The implication is stark: you cannot have production AI without visibility into all AI, authorized and otherwise. You cannot have accountability without knowing what's actually deployed. And you cannot have control without first understanding what you're trying to control.

This moves shadow AI from a compliance problem to an infrastructure problem. It's not about punishment. It's about building systems that allow organizations to learn at the speed their employees are already moving.

What Shadow AI Reveals

Here's where the paradox becomes impossible to ignore: companies are investing $30 billion to $40 billion in formal AI initiatives, according to MIT's 2025 research. Yet 95 percent report zero impact on their bottom line.
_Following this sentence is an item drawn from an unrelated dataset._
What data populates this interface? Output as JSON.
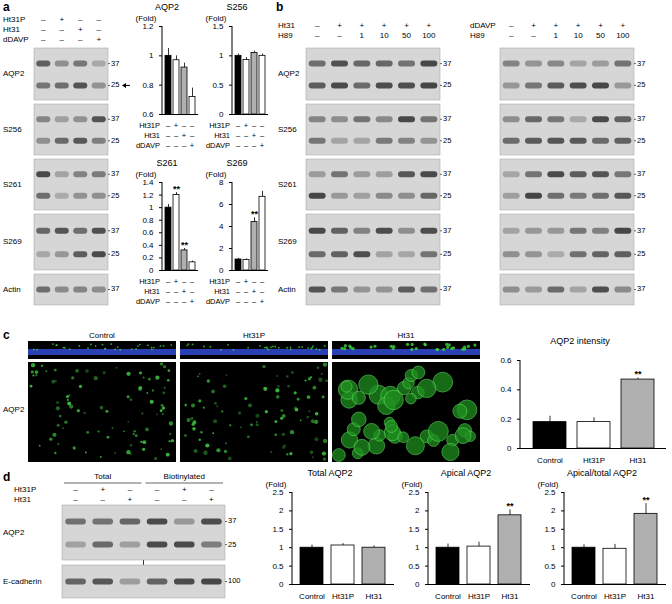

At the same time, employees are using AI tools directly in their workflows. Experimental and survey data show consistent productivity gains, including faster task completion, improved output quality, and measurable increases in individual performance.

Yage Zhang, a researcher at CISPA studying shadow deployment patterns, found something striking in the data. She audited unauthorized API usage across academic institutions and enterprise environments. Nearly 190 research papers relied on third-party endpoints that weren't official. Nearly half failed basic model fingerprint verification, meaning researchers couldn't even confirm they were hitting the official models.

The conventional reading would be alarming: shadow API usage is a security and compliance nightmare. But Zhang saw something else. "Shadow APIs aren't just a risk management problem," she said to AIM Media House. "They're actively shaping what gets adopted. The core issue is that users treat shadow APIs as interchangeable with official ones, but our evidence shows significant performance divergence. So it's both: they influence adoption by lowering access barriers, and they introduce risks that most teams aren't equipped to detect."

Both true simultaneously. The same systems enabling rapid innovation are creating governance blind spots. The question becomes not how to separate them, but how to learn from one while managing the other.

This is precisely what forward-thinking enterprises are attempting now.

At Shopify, 25% of the company uses Scout, an internal AI automation tool that handles over 1,000 tool calls per day. It wasn't built by specialists in an innovation lab. It was built by the Product Support Network team: people from customer success and sales backgrounds, using approved infrastructure. Duolingo has made AI fluency non-negotiable in hiring.

Health systems including Mass General Brigham and others are actively deploying and studying AI in clinical workflows, even as clinicians continue to use unapproved tools in practice. Industry experts increasingly point to “AI amnesty” approaches as one way organizations can surface and govern this usage, though documented implementations in healthcare remain limited.

Katarki captures the tension most CIOs are grappling with now. “A year ago I would have said, let it be a bit wild west,” he said. “But we’ve reached a point where this is increasingly important. The question isn’t control or innovation. It’s how do you do both?”

That’s the inflection point. Not whether to control shadow AI, since every mature organization will eventually need governance. But whether to build that governance on understanding or on suppression. Whether to learn from where employees are already deploying AI, or to ignore it until a breach forces the issue.

The difference compounds over time. Organizations that rely only on restriction often struggle with visibility, as employees continue to use AI tools outside approved systems. Those that provide enterprise-grade alternatives alongside governance gain more visibility into how AI is actually being used.